Death completed by suicide itself is a crude statistic to measure the mental health crisis amongst our youth as many more are attempting or contemplating suicide. Others may also be engaging in self-harm, or other maladaptive behaviours.
Instead of focusing our attention on how to predict or prevent a suicide, we must understand that record rates of youth suicide around the world are a consequence of a much deeper struggle an entire generation is facing.
WHERE TO FROM HERE?
The Government set up an Interagency Taskforce on Mental Health and Well-being in 2021 which is set to deliver a national strategy by the end of this year.
Separately, the Institute of Mental Health (IMH) has announced its first comprehensive nationwide study to assess the state of mental health among youth with results expected by end 2024.

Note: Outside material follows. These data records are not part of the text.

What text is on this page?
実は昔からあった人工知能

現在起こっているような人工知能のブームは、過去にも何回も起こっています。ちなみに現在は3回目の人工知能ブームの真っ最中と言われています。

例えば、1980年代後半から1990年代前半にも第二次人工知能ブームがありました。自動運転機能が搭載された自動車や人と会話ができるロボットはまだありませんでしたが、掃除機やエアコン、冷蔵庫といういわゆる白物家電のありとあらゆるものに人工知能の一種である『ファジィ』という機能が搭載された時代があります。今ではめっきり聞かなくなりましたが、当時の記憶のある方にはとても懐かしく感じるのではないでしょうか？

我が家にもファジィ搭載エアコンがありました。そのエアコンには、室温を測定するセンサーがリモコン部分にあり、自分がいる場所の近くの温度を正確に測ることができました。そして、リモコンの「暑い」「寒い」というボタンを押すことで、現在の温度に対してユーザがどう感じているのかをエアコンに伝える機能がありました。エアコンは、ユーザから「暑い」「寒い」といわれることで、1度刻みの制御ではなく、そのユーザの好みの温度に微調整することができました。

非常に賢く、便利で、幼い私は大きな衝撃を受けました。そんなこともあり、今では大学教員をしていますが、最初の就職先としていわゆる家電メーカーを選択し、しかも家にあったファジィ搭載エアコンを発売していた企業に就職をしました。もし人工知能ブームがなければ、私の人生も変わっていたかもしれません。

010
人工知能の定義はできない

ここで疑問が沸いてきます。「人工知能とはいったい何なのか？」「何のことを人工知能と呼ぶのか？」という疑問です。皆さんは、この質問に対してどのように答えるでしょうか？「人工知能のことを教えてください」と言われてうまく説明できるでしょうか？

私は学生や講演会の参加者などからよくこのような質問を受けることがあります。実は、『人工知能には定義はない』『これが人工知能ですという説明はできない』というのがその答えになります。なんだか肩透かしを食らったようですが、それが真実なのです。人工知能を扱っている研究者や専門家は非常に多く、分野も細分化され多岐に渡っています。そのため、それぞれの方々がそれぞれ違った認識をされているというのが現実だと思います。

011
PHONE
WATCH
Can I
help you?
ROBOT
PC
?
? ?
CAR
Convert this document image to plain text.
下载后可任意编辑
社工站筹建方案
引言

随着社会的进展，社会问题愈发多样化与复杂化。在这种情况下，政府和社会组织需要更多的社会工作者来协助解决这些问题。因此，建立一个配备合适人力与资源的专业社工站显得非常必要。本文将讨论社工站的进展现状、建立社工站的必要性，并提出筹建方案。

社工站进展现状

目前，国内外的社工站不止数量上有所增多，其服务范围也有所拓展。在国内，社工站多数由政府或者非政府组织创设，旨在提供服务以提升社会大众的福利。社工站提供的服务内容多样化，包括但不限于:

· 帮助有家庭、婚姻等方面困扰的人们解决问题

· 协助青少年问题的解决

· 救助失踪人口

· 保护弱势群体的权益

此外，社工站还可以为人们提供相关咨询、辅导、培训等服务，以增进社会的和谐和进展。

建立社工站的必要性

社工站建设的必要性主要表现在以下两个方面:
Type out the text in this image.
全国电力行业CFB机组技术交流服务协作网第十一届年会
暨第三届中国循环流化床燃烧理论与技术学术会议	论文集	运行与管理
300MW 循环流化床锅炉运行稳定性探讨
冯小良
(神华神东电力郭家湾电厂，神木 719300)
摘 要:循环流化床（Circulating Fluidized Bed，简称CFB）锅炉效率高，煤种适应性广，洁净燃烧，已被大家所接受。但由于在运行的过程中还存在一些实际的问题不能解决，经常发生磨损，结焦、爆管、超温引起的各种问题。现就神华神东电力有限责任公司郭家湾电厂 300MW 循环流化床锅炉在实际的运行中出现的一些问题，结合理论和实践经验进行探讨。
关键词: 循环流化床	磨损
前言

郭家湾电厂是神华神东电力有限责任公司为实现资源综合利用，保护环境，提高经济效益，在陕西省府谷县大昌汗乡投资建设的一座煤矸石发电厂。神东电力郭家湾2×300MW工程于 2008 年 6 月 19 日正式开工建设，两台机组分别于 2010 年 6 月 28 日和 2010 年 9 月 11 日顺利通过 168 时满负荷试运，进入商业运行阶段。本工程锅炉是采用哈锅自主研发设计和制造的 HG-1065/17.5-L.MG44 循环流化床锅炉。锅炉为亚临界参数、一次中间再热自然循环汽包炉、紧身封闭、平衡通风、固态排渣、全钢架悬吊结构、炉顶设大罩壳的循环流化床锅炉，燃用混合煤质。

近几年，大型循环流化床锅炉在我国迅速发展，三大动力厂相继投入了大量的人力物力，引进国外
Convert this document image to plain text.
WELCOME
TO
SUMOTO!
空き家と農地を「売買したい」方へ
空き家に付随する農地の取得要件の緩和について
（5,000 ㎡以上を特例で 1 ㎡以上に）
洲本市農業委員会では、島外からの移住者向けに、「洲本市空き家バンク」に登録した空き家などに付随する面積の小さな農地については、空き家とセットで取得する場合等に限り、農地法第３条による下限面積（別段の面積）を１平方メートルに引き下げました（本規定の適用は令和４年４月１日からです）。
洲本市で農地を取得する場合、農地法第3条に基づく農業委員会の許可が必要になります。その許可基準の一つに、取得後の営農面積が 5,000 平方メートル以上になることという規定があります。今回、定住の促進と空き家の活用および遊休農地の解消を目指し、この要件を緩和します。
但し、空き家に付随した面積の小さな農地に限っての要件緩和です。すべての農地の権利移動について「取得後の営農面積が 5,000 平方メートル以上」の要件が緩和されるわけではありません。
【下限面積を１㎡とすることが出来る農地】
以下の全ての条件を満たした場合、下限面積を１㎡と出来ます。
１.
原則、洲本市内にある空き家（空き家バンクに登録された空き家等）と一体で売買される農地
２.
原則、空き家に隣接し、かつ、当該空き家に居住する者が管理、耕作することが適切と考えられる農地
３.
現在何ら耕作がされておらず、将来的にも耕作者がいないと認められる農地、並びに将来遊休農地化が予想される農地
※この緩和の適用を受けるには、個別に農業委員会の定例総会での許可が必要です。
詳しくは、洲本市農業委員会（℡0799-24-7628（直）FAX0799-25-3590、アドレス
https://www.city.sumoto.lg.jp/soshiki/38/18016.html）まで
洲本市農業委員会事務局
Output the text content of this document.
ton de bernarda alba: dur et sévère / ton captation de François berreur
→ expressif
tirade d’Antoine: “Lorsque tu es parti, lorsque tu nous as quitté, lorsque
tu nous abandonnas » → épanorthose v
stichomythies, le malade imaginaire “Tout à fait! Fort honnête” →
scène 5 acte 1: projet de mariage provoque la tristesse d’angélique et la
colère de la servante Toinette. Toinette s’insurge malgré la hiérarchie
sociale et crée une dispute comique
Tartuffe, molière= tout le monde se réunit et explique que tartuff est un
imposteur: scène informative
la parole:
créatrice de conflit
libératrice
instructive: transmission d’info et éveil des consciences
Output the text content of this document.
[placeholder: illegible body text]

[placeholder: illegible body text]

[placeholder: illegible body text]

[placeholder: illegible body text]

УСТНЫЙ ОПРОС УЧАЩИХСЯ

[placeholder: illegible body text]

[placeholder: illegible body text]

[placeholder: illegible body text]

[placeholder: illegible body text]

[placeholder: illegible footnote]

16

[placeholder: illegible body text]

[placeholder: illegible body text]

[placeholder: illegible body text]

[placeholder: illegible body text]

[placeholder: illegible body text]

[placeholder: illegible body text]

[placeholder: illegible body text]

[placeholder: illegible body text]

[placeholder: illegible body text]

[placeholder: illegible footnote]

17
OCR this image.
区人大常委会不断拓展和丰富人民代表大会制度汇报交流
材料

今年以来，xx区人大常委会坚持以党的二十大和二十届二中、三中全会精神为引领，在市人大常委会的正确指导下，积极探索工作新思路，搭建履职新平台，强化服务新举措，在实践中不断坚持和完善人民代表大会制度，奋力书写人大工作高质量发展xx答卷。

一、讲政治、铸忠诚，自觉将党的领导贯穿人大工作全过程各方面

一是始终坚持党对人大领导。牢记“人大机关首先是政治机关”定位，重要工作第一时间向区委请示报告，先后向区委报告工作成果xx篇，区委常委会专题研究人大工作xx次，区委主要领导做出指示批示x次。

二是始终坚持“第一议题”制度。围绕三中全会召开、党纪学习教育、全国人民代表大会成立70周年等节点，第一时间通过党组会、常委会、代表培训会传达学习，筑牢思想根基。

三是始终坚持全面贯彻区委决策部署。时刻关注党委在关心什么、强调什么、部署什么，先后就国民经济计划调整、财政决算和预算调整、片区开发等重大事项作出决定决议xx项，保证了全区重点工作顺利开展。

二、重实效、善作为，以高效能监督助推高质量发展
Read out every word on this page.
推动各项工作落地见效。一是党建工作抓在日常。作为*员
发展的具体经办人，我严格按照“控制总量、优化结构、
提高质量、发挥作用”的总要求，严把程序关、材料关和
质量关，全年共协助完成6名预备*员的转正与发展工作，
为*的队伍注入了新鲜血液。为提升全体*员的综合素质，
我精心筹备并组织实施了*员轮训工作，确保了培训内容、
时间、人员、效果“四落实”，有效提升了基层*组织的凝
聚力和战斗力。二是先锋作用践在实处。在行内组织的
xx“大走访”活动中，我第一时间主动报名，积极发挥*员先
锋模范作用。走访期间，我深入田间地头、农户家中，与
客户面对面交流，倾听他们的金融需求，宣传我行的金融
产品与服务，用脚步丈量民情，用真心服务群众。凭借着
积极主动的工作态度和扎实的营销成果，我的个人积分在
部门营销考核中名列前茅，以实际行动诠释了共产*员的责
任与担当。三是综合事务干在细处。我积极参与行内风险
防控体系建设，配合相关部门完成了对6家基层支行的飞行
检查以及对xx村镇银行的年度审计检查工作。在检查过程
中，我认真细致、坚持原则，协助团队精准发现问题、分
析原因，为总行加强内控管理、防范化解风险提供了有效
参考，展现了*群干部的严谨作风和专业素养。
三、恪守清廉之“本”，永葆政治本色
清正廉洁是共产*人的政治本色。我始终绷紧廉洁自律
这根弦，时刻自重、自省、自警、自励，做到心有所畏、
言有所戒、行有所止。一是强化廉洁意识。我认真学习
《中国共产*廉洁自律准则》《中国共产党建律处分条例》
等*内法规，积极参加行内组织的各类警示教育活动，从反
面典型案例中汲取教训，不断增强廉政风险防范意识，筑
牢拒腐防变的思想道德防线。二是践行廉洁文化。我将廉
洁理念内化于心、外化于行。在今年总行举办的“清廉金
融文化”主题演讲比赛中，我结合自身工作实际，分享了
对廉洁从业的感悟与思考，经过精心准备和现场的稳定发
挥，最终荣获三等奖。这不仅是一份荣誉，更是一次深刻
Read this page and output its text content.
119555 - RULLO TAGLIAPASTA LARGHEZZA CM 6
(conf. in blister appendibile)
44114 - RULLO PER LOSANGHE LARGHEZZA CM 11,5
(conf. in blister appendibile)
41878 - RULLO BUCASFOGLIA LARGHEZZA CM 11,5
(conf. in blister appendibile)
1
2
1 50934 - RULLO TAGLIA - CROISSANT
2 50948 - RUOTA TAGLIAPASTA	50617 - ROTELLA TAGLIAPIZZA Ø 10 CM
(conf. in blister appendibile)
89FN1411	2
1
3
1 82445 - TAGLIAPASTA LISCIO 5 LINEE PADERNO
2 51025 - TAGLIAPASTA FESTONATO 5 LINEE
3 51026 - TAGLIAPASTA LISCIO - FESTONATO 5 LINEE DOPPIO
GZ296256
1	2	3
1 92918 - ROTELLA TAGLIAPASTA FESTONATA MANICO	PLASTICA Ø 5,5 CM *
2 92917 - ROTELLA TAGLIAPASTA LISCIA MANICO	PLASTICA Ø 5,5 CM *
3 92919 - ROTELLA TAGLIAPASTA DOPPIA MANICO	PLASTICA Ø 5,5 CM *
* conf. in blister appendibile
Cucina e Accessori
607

I hope these reviews shed more light on the issue and lead to some bold solutions to address the steep decline in mental health of our youth.
Perhaps, a ban on phones in school or legislation to raise the minimum age teenagers can join social media. While platforms already require kids to be at least 13, this is not enforced well and may be too low anyways according to US Surgeon-General, Vivek Murthy.
Both phone bans or a minimum age will work only if the rules are enforced well and applied equally to everyone.
If not, if there is a fear of missing out, youth who can’t get access to their devices or social media accounts may skip school, falsify their age, or engage in identity theft just to get access.
Both these suggestions are seriously being debated in the US where Dr Murthy recently warned that “social media may perpetuate body dissatisfaction, disordered eating behaviours, social comparison and low self-esteem, especially among adolescent girls”.
Research psychologist Jean Twenge has also argued that there is an indisputable link between the rise of smartphones and social media in 2010-11 and a decline in teen mental health globally.
She found, for instance, that in 36 countries around the world, adolescent loneliness begins to increase after 2012.
“There was a fundamental change in the way teens spent their time outside of school starting in that same time period, early 2010s. And that coincides, with pretty good precision, with when mental health started to suffer,” she said recently during an interview with New York Times columnist Ezra Klein on the global mental health crisis among youth.
Ever since the exchange between NMP Anthea Ong and Minister Ong in 2020, awareness has increased, especially amongst our youth, and more are willing to seek help.
But suicides, unfortunately, continue to climb with countless more suffering in silence. A whole-of-community effort, led by the Government, is needed to reverse this trend.
The Government has shown in recent times that it is able to move quickly to establish a parliamentary select committee or conduct a special ministerial review to investigate an issue it deems to be of public interest in an open and transparent manner.
This includes sharing more data and information, holding public hearings and debate, as well as listening to a broad range of stakeholders and experts.
Similar urgency, transparency, and honesty is required to address this national crisis. Our youth deserve nothing less.
ABOUT THE AUTHOR:
Chirag Agarwal is the co-founder of Talk Your Heart Out, a Singapore-based therapy platform.